Los resultados de su estudio son muy relevantes para prevenir estas conductas en personas con estos perfiles de personalidad de riesgo.
Estos resultados pueden favorecer el diseño de programas personalizados de prevención y tratamiento de este problema de salud pública, que en España afecta al 35 % de los hombres y el 20 % de las mujeres de entre 20 y 24 años.
El consumo intensivo de alcohol suele comenzar alrededor de los trece años, tiende a aumentar durante la adolescencia, con un pico en la edad adulta (entre 18 y 22 años), y luego disminuye gradualmente.
Por tanto, el abandono de esta práctica será más fácil para las personas que no tengan estos perfiles de personalidad que se han detectado, mientras que será más complicado para las personas que tengan una personalidad más impulsiva o ansiosa, que podrían llegar a desarrollar un trastorno adictivo u otras patologías mentales graves.
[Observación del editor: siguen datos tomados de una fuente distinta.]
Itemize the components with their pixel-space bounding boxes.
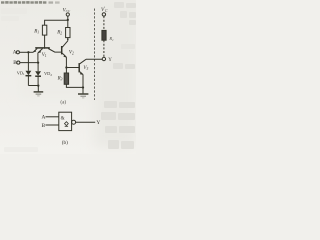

Además, las razones que empujan a los adolescentes y a los jóvenes a practicar el conocido “botellón” son varias, según refieren ellos mismos: Como diversión, para ‘beber por beber’, sentirse mejor, desinhibirse, gastar menos dinero, no quedarse solo o controlar la calidad de las bebidas.
También refieren hacerlo para asegurarse de que toman bebidas de mayor calidad, ya que en los bares es muy frecuente que te pongan una bebida de una calidad muy inferior a la que teóricamente solicitas.

Encuestados 4.083 jóvenes
Lo ha averiguado un equipo de psicólogos de la Universidad de Valencia (UV) tras encuestar a 4.083 chicos y chicas de 14 a 25 años.
Lo que esperan obtener de este consumo es sentirse más habladores, desinhibirse y estar eufóricos, aunque este aspecto deshibitorio es más esperado entre los que cursan estudios en la Universidad que entre los adolescentes. Estos últimos buscan en el alcohol los siguientes efectos secundarios: sentirse bien, confiar más en sí mismos, ser más valientes y relajarse.
Se deduce que uno de los motivos principales del botellón no es sólo la diversión, sino que el consumo en sí mismo tiene el mismo nivel de importancia. Queda muy clara la equiparación entre ambos conceptos, lo que explica la confusión entre los motivos para hacer botellón y para consumir alcohol…
No puede obviarse que se trata de un fenómeno que refleja la tradición española de vincular la bebida con el ocio. Por ello, las alternativas deben ir más allá del propio joven, el cual simplemente refleja la internalización y réplica, adaptada a las circunstancias, de un modelo de ocio aprendido.
Si las nuevas opciones de ocio se enfocan, en cambio, hacia los adolescentes, y si se valora que ellos esperan que el consumo les permita mejorar algunos estados personales, éstas deberán focalizarse hacia el refuerzo de la autoestima sin tener que recurrir por ello a la bebida.